Where does the curse of perfectionism originate?  In my opinion, it begins in childhood.  We are all born with a natural understanding of wonderment and an innate ability to play and be in the moment.  Little by little, our parents and teachers coax us away from being satisfied with ourselves.  They convince us that we need to be or become “someone”.  Implying that success means being other than what we already are.  This also implies that we are somehow never quite good enough to earn their love and approval as we are right now.  We must strive to be good, to be successful, to merit their consideration and acceptance.  And as loving beings that children usually are, we do strive, we yearn, we hope to one day reach that place where we are ok, where we can relax and bask in the warmth of their love.

And guess what?  The striving is a never-ending process.  We never quite do get there.  And our lives slip by, the authority figures who incited this process most often die and are no longer there to offer that elusive reward.  Yet they live on in our minds, ceaseless slave drivers, pushing and annoying our hard-working self forward.

In my own case, my perfectionism has caused me to feel dread when I have time to finally be creative – to write or make art.  I have fought this feeling for many years.  It is always a struggle to begin working.  I procrastinate, trying to perfect my working conditions to an impossibly optimal state.   Or I work outdoors in my garden, a place where I can be creative and connect to the Earth – without any expectations.  There, I don’t worry about outcomes or judgment from myself or others.
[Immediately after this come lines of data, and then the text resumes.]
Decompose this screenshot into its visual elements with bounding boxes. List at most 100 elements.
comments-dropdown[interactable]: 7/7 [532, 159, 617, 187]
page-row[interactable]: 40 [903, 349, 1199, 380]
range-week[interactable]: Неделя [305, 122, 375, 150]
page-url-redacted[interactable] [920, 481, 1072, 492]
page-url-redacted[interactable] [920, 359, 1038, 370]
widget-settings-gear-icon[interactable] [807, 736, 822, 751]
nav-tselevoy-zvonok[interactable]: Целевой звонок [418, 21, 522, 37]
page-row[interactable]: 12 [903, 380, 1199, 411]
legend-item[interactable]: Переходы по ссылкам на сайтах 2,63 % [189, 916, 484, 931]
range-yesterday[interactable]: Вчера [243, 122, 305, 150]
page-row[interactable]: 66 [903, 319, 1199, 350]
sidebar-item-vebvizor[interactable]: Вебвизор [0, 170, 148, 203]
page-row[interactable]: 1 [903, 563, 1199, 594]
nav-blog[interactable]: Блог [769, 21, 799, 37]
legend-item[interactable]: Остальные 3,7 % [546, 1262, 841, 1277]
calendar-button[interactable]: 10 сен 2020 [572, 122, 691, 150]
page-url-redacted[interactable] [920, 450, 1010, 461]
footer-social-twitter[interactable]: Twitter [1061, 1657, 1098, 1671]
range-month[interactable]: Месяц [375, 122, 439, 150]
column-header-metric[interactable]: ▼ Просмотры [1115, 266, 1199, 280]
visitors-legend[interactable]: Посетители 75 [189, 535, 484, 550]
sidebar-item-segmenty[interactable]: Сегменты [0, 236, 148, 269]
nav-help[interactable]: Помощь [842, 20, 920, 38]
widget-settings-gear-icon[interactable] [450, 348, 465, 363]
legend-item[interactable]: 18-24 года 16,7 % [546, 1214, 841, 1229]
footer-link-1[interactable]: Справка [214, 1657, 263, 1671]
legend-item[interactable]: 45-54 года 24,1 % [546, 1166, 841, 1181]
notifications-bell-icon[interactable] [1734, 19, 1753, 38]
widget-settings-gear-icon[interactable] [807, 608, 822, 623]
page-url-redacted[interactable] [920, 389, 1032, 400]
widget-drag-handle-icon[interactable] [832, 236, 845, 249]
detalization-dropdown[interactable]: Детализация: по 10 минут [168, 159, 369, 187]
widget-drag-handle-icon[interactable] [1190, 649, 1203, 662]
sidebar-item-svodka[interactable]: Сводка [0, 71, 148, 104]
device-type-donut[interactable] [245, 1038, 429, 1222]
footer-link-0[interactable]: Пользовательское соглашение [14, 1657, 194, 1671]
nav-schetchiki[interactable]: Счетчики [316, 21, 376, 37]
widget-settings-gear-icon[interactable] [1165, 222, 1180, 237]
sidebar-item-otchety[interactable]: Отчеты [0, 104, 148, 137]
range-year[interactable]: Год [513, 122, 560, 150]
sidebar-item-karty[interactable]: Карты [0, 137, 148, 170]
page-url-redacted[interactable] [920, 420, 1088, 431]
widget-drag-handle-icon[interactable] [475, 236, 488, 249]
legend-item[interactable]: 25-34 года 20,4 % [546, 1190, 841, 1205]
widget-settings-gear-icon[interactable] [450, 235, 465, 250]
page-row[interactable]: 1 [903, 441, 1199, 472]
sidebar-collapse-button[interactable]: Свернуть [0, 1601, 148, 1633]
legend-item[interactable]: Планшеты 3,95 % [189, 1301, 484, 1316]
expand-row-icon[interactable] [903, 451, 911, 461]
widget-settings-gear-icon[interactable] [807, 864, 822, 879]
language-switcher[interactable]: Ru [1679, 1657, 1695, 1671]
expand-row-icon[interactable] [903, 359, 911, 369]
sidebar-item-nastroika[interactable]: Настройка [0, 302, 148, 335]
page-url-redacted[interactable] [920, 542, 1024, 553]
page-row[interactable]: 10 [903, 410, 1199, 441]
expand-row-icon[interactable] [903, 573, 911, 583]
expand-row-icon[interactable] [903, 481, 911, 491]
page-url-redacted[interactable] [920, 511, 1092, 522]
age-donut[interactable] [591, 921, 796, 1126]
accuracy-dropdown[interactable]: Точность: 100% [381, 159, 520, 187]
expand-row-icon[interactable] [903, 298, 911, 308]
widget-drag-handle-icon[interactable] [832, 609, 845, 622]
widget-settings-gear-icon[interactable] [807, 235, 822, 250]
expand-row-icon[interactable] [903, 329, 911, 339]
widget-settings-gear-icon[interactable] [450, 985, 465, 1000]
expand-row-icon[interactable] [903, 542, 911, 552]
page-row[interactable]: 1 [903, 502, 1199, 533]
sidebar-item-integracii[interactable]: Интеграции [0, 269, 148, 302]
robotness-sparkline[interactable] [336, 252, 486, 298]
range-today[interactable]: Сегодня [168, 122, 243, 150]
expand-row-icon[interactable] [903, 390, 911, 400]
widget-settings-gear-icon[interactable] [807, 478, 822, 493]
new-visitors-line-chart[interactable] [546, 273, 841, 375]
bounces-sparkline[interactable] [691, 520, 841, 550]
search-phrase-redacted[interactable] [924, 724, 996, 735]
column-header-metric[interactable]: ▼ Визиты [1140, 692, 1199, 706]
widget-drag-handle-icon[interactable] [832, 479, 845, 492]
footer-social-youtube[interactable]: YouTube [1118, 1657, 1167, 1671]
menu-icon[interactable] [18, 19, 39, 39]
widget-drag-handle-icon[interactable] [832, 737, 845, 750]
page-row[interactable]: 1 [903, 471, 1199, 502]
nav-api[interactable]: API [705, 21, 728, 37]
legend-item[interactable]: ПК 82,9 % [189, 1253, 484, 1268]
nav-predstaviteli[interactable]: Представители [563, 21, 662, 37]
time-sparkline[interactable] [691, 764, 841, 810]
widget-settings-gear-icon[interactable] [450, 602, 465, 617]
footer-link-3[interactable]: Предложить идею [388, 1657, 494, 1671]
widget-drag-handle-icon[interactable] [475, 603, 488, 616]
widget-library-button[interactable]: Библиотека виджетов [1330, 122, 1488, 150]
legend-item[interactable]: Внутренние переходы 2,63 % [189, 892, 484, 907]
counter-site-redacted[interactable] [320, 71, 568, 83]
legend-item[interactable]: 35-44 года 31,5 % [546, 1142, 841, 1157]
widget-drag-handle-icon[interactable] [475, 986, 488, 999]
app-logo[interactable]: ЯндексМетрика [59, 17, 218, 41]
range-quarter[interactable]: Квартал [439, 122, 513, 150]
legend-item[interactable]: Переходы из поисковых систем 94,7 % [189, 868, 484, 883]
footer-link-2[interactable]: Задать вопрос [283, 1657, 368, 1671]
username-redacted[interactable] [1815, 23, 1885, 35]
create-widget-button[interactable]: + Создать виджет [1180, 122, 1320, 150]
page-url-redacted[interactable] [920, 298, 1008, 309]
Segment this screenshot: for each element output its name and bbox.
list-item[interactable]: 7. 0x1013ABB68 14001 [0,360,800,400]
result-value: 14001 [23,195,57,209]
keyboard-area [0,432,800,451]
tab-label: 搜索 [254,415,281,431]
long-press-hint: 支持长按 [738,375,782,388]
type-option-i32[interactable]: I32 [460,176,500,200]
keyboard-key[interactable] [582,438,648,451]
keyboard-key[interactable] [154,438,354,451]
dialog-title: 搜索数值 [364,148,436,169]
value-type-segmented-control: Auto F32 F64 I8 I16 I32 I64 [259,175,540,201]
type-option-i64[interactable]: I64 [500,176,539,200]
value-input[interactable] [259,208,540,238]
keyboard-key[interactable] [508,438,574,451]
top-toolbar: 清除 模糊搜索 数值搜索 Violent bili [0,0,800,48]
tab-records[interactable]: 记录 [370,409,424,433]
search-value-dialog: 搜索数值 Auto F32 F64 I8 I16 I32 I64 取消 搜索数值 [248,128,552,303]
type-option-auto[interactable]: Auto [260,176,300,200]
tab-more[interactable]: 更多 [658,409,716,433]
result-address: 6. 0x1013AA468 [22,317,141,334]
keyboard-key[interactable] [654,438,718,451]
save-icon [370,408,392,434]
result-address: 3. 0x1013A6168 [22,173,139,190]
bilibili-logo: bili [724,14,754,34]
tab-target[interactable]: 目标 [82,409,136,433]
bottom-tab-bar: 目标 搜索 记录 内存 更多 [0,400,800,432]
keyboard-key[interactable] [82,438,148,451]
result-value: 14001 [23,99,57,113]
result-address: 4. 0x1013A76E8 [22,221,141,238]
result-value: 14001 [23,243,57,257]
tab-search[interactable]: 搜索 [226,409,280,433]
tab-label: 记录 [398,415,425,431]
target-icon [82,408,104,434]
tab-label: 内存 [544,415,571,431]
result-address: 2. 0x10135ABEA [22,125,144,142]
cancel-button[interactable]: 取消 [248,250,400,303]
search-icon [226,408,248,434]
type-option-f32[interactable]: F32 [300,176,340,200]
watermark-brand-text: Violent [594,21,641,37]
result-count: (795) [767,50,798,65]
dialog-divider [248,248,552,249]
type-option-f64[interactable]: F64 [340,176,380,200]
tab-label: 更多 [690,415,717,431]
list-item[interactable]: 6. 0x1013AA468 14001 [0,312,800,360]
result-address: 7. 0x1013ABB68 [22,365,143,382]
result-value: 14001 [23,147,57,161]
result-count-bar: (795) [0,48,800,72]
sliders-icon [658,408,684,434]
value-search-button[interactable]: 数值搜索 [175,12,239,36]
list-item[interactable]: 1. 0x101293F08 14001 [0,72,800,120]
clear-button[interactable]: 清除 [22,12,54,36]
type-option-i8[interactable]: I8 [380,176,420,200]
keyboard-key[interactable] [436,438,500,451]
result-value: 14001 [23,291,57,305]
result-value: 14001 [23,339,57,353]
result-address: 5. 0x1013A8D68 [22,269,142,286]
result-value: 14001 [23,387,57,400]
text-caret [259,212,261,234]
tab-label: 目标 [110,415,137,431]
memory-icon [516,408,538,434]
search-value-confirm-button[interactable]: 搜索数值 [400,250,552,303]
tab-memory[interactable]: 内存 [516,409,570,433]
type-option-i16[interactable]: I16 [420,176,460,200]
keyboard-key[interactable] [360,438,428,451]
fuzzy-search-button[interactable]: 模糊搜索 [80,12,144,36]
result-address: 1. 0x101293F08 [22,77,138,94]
In that place, I can be free and play.

The reality of the physical world is that everything is constantly degrading, changing.  We cannot escape entropy, and it is possible to spend our entire lives trying to create a perfect environment – and completely lose sight that higher guidance and flow are available to us right now.  My house will always be full of dust, corpses of insects who no longer need their bodies, objects that are scattered and papers that simply reproduce and make piles in their spare time.  So my new “goal” for myself is to let go of all expectations of outcome or success.  To realize that enjoyment, wonder, and fun are the true expression of being in life.  To let go of seeking approval or success from outside of myself, and to know that true validation and synchronization with the flow of life comes from connecting to my own higher self.  This process in itself is fun and exciting.  Suddenly, life is no longer stressful and based on the opinions of others.  There is so much to discover in spiritual life – so much guidance, support, and magic that all make life fun and exciting, bringing back the joy and energy of childhood.

It is funny that it takes work to become childlike again.  To enjoy the work that should and does come naturally to me – when I am no longer imposing expectations on it.  Our birthright as humans is to enjoy our lives, and to live in harmony with ourselves, our environment, and one another.  When we connect to our inner lives and are respectful of our true selves and spiritual nature as human beings, we do naturally become infused with wonder.  We stop trying to control the world, other people, ourselves, and life becomes easy again.